Li num livro…

Pense um pouco na maneira como fomos educados, formados, adestrados. Havia um padrão a ser seguido: nascer, ser vacinado, estudar — de preferência obtendo notas altas —, formar-se, encontrar, junto com um bom emprego, o grande amor de nossas vidas. Fomos educados para alcançar resultados, e não para valorizar os processos, esses meios-tempos indispensáveis para irmos construindo a auto-estima e a liberdade necessárias para fazermos as escolhas capazes de nos trazer felicidade.
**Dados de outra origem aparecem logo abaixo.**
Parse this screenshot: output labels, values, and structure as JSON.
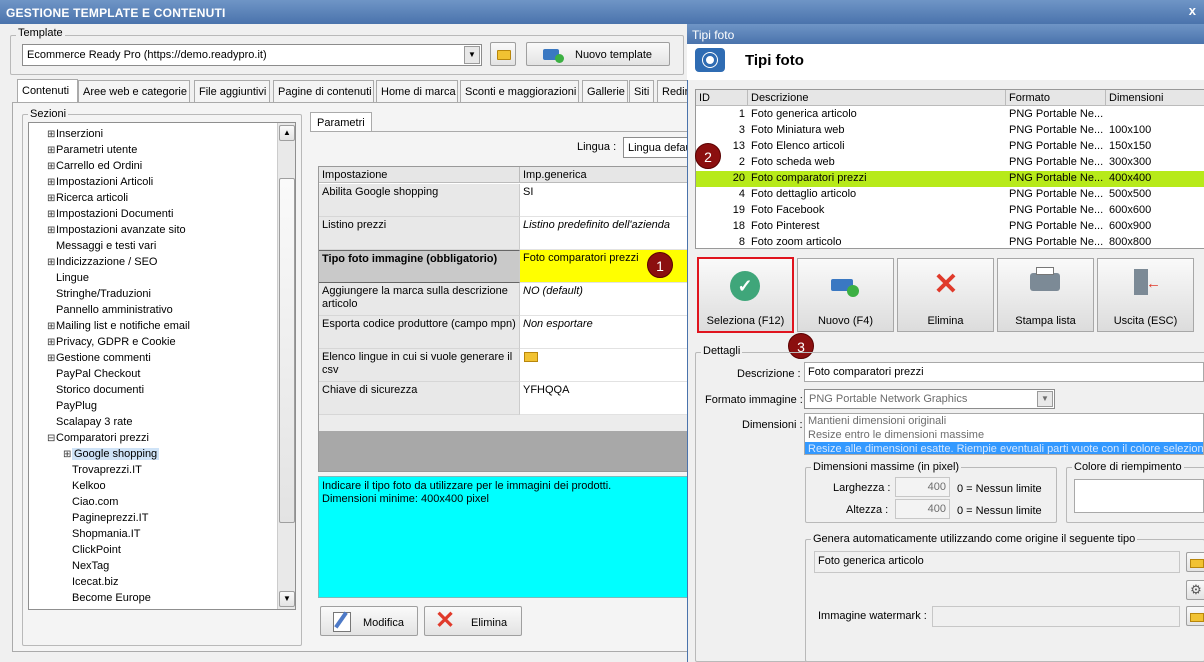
{
  "window": {
    "title": "GESTIONE TEMPLATE E CONTENUTI",
    "close": "x"
  },
  "template": {
    "group_label": "Template",
    "selected": "Ecommerce Ready Pro (https://demo.readypro.it)",
    "new_button": "Nuovo template"
  },
  "tabs": [
    "Contenuti",
    "Aree web e categorie",
    "File aggiuntivi",
    "Pagine di contenuti",
    "Home di marca",
    "Sconti e maggiorazioni",
    "Gallerie",
    "Siti",
    "Redir"
  ],
  "sections": {
    "label": "Sezioni",
    "items": [
      "Inserzioni",
      "Parametri utente",
      "Carrello ed Ordini",
      "Impostazioni Articoli",
      "Ricerca articoli",
      "Impostazioni Documenti",
      "Impostazioni avanzate sito",
      "Messaggi e testi vari",
      "Indicizzazione / SEO",
      "Lingue",
      "Stringhe/Traduzioni",
      "Pannello amministrativo",
      "Mailing list e notifiche email",
      "Privacy, GDPR e Cookie",
      "Gestione commenti",
      "PayPal Checkout",
      "Storico documenti",
      "PayPlug",
      "Scalapay 3 rate",
      "Comparatori prezzi",
      "Google shopping",
      "Trovaprezzi.IT",
      "Kelkoo",
      "Ciao.com",
      "Pagineprezzi.IT",
      "Shopmania.IT",
      "ClickPoint",
      "NexTag",
      "Icecat.biz",
      "Become Europe"
    ]
  },
  "params": {
    "tab": "Parametri",
    "lingua_label": "Lingua :",
    "lingua_value": "Lingua defau",
    "col_setting": "Impostazione",
    "col_value": "Imp.generica",
    "rows": [
      {
        "name": "Abilita Google shopping",
        "value": "SI"
      },
      {
        "name": "Listino prezzi",
        "value": "Listino predefinito dell'azienda"
      },
      {
        "name": "Tipo foto immagine (obbligatorio)",
        "value": "Foto comparatori prezzi"
      },
      {
        "name": "Aggiungere la marca sulla descrizione articolo",
        "value": "NO (default)"
      },
      {
        "name": "Esporta codice produttore (campo mpn)",
        "value": "Non esportare"
      },
      {
        "name": "Elenco lingue in cui si vuole generare il csv",
        "value": ""
      },
      {
        "name": "Chiave di sicurezza",
        "value": "YFHQQA"
      }
    ],
    "description": "Indicare il tipo foto da utilizzare per le immagini dei prodotti.\nDimensioni minime: 400x400 pixel",
    "edit_button": "Modifica",
    "delete_button": "Elimina"
  },
  "dialog": {
    "title": "Tipi foto",
    "heading": "Tipi foto",
    "columns": [
      "ID",
      "Descrizione",
      "Formato",
      "Dimensioni"
    ],
    "rows": [
      {
        "id": "1",
        "desc": "Foto generica articolo",
        "format": "PNG Portable Ne...",
        "dim": ""
      },
      {
        "id": "3",
        "desc": "Foto Miniatura web",
        "format": "PNG Portable Ne...",
        "dim": "100x100"
      },
      {
        "id": "13",
        "desc": "Foto Elenco articoli",
        "format": "PNG Portable Ne...",
        "dim": "150x150"
      },
      {
        "id": "2",
        "desc": "Foto scheda web",
        "format": "PNG Portable Ne...",
        "dim": "300x300"
      },
      {
        "id": "20",
        "desc": "Foto comparatori prezzi",
        "format": "PNG Portable Ne...",
        "dim": "400x400"
      },
      {
        "id": "4",
        "desc": "Foto dettaglio articolo",
        "format": "PNG Portable Ne...",
        "dim": "500x500"
      },
      {
        "id": "19",
        "desc": "Foto Facebook",
        "format": "PNG Portable Ne...",
        "dim": "600x600"
      },
      {
        "id": "18",
        "desc": "Foto Pinterest",
        "format": "PNG Portable Ne...",
        "dim": "600x900"
      },
      {
        "id": "8",
        "desc": "Foto zoom articolo",
        "format": "PNG Portable Ne...",
        "dim": "800x800"
      }
    ],
    "buttons": {
      "select": "Seleziona (F12)",
      "new": "Nuovo (F4)",
      "delete": "Elimina",
      "print": "Stampa lista",
      "exit": "Uscita (ESC)"
    },
    "details": {
      "label": "Dettagli",
      "desc_label": "Descrizione :",
      "desc_value": "Foto comparatori prezzi",
      "format_label": "Formato immagine :",
      "format_value": "PNG Portable Network Graphics",
      "dim_label": "Dimensioni :",
      "dim_options": [
        "Mantieni dimensioni originali",
        "Resize entro le dimensioni massime",
        "Resize alle dimensioni esatte. Riempie eventuali parti vuote con il colore selezionato"
      ],
      "max_label": "Dimensioni massime (in pixel)",
      "width_label": "Larghezza :",
      "width_value": "400",
      "height_label": "Altezza :",
      "height_value": "400",
      "no_limit": "0 = Nessun limite",
      "fill_label": "Colore di riempimento",
      "auto_label": "Genera automaticamente utilizzando come origine il seguente tipo",
      "auto_value": "Foto generica articolo",
      "watermark_label": "Immagine watermark :"
    }
  },
  "markers": [
    "1",
    "2",
    "3"
  ],
  "colors": {
    "highlight_yellow": "#ffff00",
    "selected_row": "#b7ea1a",
    "description_bg": "#00ffff",
    "marker": "#8b0f0f",
    "title_blue": "#4a73ac"
  }
}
O meio-tempo é o espaço de aprendizagem em nossas vidas, quando as experiências quaisquer que sejam não são objeto de julgamento, mas oportunidades para aprendermos. O meio-tempo é o momento em que temos coragem de dizer ‘não sei’: não sei o que estou sentindo, não sei o que fazer, não sei como fazer. Não sei, mas vou descobrir, não vou tomar decisões precipitadas só para escapar da dúvida, porque já fiz isso antes e me dei mal.”

Enquanto o Amor Não Vem, de Iyanla Vanzant

Meu aprendizado: estou em um “meio-tempo”. Em um não, em vários. Tenho dito vários “não sei” em resposta a várias perguntas, em várias áreas da minha vida. E tá tudo bem! Porque hoje sinto que realmente quero, talvez pela primeira vez na vida, estar feliz com esse meio-tempo, com as incertezas, e tirar deste momento de dúvidas os aprendizados todos dos quais talvez eu tenha vivido tentando fugir… Chegou a hora.